Amendment No. 61 would introduce the word “must” rather than “may” in relation to when the trustee corporation can levy charges. There are difficulties with that, as the hon. Member for Ryedale indicated. A permissive power is all that is required, and all that would be safe in the circumstances. The trustee corporation is intended to be independent from Government when acting as sole trustee of the personal accounts scheme. It is therefore right for it to retain some discretion, as long as it operates within the parameters that we have set down—mainly to be self-financing.

The precise level and structure of the scheme’s charges are still to be decided. As we have indicated, the structure is being consulted on, and the levels are to be determined later. That will depend on the costs of setting up and running the scheme, its detailed design, and the outcome of the commercial procurement process. We are aware that there is a consultation among stakeholders on the charging structure.

The hon. Member for Eastbourne pursued the point about when the charging structure decisions will be made. A final decision can be made only when the Personal Accounts Delivery Authority has completed its work on designing the scheme and all the commercial procurement processes. The authority will want to reflect on the responses to the charging structure consultation.

I expect that the charging structure will be set out in due course in the scheme order, which will, of course, be subject to further consultation and parliamentary scrutiny. The authority will want to reflect on the views that it receives in response to the consultation and on the recommendations that it provides to Ministers on the charging structure. It is vital that the delivery authority is given time and flexibility to complete its work and to develop a funding strategy that best balances members’ interests with delivering a scheme that is commercially viable, without compromising the Government’s intention for the scheme to be self-financing in the long term.

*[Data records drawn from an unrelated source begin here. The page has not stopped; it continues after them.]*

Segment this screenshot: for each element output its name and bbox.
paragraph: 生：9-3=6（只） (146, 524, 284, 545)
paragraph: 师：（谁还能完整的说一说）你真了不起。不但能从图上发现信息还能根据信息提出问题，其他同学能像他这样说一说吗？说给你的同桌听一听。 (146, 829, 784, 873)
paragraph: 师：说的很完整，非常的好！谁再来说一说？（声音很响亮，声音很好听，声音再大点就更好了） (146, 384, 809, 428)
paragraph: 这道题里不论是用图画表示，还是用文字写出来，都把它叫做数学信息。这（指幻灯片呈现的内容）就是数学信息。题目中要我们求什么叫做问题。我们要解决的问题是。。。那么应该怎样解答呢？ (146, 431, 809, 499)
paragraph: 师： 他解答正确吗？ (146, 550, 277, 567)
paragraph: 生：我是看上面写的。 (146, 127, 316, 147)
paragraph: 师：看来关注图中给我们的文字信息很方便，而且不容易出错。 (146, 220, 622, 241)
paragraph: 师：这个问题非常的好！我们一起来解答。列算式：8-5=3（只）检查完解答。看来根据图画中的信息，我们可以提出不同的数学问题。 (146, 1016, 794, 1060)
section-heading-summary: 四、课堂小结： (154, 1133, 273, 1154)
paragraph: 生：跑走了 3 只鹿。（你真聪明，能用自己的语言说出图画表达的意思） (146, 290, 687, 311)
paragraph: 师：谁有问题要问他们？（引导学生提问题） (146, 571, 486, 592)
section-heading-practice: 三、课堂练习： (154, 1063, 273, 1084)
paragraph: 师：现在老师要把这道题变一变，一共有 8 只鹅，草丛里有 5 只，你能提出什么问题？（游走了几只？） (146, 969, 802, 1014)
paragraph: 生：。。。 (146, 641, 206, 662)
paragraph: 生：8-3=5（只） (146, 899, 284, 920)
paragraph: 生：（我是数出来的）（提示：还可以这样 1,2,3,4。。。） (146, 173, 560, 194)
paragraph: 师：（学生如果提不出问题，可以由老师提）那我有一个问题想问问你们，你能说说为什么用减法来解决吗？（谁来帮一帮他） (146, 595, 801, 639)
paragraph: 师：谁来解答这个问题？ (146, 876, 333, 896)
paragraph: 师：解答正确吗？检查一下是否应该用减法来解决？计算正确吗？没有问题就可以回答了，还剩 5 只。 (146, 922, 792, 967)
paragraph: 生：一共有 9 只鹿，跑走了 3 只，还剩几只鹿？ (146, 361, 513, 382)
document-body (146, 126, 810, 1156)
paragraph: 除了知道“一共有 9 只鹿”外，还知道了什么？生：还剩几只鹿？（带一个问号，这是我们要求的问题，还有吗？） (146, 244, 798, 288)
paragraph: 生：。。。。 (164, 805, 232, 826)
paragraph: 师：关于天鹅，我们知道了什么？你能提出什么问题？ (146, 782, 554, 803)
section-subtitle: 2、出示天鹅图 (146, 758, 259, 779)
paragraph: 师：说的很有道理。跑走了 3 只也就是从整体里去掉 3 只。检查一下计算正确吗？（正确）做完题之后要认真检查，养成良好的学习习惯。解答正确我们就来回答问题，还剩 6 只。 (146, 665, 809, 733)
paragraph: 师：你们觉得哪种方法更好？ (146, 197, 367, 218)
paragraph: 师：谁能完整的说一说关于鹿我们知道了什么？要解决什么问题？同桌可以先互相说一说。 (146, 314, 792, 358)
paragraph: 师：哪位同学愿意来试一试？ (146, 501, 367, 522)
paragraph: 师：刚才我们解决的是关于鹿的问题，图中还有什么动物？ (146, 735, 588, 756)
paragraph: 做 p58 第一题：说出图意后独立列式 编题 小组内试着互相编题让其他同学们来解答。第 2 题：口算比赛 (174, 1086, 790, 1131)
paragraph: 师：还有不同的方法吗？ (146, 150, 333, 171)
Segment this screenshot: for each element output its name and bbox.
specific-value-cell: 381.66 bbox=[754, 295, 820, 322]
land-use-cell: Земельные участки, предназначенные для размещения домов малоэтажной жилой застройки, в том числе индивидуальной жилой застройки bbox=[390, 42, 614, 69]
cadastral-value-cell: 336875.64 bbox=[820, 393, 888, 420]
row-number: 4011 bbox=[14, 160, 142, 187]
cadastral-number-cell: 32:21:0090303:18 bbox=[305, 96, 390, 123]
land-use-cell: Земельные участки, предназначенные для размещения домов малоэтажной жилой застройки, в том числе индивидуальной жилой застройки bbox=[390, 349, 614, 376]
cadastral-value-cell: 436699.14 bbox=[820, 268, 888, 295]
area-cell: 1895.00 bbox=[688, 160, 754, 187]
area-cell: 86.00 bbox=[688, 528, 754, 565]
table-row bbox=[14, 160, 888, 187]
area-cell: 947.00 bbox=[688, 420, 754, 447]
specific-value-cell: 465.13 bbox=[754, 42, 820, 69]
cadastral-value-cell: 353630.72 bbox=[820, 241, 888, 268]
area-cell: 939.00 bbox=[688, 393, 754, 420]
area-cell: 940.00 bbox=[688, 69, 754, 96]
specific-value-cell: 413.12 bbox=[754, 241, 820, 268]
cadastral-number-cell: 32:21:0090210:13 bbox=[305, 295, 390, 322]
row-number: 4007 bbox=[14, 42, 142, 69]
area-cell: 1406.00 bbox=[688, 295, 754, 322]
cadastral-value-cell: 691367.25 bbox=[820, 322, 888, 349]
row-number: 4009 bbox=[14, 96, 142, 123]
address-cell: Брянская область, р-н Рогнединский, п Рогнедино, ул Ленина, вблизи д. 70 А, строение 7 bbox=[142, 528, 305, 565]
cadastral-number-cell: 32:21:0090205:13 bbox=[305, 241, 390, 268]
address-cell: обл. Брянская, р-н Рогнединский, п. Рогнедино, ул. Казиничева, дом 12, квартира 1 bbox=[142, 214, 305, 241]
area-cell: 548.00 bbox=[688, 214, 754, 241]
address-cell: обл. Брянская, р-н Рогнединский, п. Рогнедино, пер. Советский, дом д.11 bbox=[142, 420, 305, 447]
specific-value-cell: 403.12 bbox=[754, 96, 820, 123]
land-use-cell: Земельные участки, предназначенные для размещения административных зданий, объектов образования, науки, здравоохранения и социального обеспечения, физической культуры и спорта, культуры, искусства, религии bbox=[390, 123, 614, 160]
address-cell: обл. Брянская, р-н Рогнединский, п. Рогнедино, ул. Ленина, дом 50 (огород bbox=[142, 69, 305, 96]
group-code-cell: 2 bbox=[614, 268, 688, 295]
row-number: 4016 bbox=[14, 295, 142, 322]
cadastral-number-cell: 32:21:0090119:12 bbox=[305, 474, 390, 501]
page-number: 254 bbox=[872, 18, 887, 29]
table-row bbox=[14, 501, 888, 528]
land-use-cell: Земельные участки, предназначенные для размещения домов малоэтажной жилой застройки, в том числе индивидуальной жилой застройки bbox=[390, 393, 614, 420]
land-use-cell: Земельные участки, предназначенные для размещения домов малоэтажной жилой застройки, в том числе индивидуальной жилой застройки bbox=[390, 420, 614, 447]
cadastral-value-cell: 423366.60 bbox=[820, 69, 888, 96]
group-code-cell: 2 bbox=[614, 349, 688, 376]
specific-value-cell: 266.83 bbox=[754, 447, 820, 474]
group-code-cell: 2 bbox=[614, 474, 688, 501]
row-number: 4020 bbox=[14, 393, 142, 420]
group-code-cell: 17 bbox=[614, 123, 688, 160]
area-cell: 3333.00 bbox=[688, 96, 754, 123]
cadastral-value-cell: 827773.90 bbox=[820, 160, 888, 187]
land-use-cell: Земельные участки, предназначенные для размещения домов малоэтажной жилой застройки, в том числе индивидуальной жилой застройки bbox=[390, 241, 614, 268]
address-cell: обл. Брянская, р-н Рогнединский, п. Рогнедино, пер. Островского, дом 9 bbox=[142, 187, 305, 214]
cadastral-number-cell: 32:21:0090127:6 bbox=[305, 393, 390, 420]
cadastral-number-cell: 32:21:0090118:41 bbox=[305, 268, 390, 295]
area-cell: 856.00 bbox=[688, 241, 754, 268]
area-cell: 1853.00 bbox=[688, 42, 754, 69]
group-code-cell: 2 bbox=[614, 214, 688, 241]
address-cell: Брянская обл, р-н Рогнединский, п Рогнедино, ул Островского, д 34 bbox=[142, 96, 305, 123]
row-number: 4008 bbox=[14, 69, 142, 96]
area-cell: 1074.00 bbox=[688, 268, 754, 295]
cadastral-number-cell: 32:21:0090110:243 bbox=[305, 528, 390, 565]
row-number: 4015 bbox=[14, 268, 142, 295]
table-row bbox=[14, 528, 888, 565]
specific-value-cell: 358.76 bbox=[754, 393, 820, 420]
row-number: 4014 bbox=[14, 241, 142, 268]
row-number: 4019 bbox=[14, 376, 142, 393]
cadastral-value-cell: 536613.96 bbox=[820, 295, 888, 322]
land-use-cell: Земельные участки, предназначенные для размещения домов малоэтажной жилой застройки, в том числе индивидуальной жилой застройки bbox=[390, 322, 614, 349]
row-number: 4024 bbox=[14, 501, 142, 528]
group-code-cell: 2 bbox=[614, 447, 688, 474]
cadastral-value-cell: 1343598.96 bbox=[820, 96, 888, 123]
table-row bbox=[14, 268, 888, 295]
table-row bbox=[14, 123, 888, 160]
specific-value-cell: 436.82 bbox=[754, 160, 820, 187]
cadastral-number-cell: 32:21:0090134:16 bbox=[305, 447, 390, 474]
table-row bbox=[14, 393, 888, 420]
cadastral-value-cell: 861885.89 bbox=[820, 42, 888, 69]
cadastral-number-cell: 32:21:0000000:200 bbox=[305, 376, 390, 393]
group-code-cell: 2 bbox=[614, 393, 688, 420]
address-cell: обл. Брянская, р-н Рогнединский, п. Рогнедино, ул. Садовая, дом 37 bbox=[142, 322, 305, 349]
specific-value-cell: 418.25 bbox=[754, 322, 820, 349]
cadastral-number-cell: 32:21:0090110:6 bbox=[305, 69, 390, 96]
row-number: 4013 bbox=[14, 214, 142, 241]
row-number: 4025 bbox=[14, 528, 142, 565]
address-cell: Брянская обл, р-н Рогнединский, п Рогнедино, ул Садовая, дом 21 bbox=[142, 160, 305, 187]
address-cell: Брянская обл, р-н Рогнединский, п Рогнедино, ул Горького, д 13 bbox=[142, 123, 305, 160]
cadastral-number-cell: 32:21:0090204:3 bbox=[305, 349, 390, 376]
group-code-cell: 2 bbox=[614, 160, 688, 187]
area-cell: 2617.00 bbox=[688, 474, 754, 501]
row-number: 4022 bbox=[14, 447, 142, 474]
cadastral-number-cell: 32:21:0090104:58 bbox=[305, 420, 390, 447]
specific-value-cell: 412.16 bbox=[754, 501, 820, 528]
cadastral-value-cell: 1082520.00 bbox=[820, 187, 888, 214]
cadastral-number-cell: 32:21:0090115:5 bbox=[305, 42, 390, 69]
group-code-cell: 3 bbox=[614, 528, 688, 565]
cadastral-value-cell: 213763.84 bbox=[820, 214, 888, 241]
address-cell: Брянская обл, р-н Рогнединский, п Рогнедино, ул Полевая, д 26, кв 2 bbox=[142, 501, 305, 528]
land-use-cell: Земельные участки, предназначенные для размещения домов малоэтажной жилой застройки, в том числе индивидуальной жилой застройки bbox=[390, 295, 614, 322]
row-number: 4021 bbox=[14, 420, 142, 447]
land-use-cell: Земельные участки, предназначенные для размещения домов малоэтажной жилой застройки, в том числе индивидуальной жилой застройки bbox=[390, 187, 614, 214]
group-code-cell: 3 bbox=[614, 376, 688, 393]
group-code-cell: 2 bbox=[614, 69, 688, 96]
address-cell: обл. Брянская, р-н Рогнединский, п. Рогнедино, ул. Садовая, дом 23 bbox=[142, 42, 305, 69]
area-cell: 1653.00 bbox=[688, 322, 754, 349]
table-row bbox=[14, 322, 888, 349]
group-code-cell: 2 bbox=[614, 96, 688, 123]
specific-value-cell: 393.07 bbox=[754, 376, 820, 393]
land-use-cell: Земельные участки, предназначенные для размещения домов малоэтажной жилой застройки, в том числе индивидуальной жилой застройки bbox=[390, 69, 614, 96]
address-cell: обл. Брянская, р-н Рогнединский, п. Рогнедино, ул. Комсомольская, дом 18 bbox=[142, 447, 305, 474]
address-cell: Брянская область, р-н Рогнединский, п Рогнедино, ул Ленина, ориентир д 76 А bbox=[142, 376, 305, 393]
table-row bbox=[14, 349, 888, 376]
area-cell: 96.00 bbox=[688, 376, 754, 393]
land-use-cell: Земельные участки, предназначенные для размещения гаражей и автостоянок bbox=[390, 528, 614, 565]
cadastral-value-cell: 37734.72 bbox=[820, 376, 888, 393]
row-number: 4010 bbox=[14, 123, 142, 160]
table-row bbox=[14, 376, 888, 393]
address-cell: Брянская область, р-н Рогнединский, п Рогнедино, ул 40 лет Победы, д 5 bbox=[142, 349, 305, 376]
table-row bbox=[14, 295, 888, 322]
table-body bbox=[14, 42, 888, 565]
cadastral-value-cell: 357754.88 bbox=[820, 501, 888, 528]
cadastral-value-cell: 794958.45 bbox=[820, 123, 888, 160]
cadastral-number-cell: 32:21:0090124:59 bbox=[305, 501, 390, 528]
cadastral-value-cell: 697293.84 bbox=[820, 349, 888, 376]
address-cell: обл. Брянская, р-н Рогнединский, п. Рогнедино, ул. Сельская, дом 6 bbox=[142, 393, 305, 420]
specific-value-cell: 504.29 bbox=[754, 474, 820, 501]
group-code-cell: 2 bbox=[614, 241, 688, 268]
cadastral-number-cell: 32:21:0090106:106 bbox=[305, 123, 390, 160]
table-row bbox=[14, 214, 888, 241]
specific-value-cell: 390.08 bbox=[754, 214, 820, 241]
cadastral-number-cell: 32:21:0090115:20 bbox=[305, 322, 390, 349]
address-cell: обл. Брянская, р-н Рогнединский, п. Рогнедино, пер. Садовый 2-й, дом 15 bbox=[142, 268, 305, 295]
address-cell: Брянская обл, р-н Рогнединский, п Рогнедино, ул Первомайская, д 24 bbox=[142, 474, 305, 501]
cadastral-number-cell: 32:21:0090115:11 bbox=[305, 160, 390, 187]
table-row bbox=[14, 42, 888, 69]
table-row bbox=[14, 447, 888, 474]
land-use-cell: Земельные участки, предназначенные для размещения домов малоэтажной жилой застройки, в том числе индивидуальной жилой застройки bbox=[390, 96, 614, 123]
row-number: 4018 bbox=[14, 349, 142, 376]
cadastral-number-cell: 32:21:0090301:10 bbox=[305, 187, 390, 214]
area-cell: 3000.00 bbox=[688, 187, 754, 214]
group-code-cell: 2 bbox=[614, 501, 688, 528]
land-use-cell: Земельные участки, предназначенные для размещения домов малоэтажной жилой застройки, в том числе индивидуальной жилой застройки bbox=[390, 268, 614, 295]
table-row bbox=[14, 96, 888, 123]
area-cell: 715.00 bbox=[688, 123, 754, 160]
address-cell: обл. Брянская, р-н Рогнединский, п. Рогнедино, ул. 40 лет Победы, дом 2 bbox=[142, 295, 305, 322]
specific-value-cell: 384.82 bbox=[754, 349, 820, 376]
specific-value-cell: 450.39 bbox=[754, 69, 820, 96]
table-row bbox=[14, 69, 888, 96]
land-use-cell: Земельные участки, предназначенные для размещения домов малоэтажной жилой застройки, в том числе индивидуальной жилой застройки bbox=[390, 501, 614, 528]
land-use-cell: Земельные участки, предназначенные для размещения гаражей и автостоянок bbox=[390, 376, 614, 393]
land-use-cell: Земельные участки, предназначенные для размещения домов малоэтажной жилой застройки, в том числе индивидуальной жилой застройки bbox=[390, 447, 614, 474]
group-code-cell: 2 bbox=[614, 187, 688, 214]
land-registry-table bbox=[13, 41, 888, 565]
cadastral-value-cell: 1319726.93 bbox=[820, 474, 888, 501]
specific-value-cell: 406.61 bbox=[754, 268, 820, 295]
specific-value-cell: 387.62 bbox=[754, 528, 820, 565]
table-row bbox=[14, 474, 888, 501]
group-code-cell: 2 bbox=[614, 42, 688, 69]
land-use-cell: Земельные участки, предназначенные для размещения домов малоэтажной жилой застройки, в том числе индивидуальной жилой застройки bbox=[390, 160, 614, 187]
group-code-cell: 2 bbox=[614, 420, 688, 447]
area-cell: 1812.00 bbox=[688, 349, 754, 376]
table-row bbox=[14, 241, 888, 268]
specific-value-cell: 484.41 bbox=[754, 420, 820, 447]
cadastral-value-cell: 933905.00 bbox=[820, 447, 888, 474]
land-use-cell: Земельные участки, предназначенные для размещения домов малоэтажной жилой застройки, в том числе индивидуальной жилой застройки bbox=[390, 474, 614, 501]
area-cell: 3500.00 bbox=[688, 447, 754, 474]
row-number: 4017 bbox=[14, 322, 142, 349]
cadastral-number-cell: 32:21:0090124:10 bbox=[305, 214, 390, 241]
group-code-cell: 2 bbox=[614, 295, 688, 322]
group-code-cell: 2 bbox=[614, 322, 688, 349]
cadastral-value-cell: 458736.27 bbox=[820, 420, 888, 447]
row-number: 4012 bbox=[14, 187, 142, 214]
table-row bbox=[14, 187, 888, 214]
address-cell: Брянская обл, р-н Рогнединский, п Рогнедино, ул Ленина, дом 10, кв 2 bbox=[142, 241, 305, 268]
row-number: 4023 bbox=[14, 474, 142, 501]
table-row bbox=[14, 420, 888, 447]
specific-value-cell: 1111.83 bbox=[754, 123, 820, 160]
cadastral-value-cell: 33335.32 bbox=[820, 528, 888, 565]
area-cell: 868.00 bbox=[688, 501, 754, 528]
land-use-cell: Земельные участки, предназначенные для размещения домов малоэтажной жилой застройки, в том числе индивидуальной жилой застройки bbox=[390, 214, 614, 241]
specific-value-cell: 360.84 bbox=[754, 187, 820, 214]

However, amendments Nos. 43 and 52 would restrict the delivery authority’s ability to find an optimal funding strategy by placing an upper limit on the membership charges that apply under the scheme and requiring that the scheme be self-financing within five years. This argument exposes one of the difficult trade-offs that the delivery authority must seek to balance in providing advice. Although we would want to move to self-financing as quickly as possible, we must ensure that members’ interests are not compromised.

A requirement for the scheme to be self-financing in five years would be likely to lead to unreasonably high charges for the first cohort of members. I do not think that the hon. Member for Eastbourne would wish that to happen. It would certainly eat into their savings and might result in high levels of opt-out at the very time when we want to see the scheme established and the maximum number of people staying in it. Equally, capping scheme charges at 0.3 per cent., as the hon. Gentleman proposes, would affect the revenues of the scheme in the way that I described and would be contrary to reassurances that he was seeking earlier in respect of public funding support.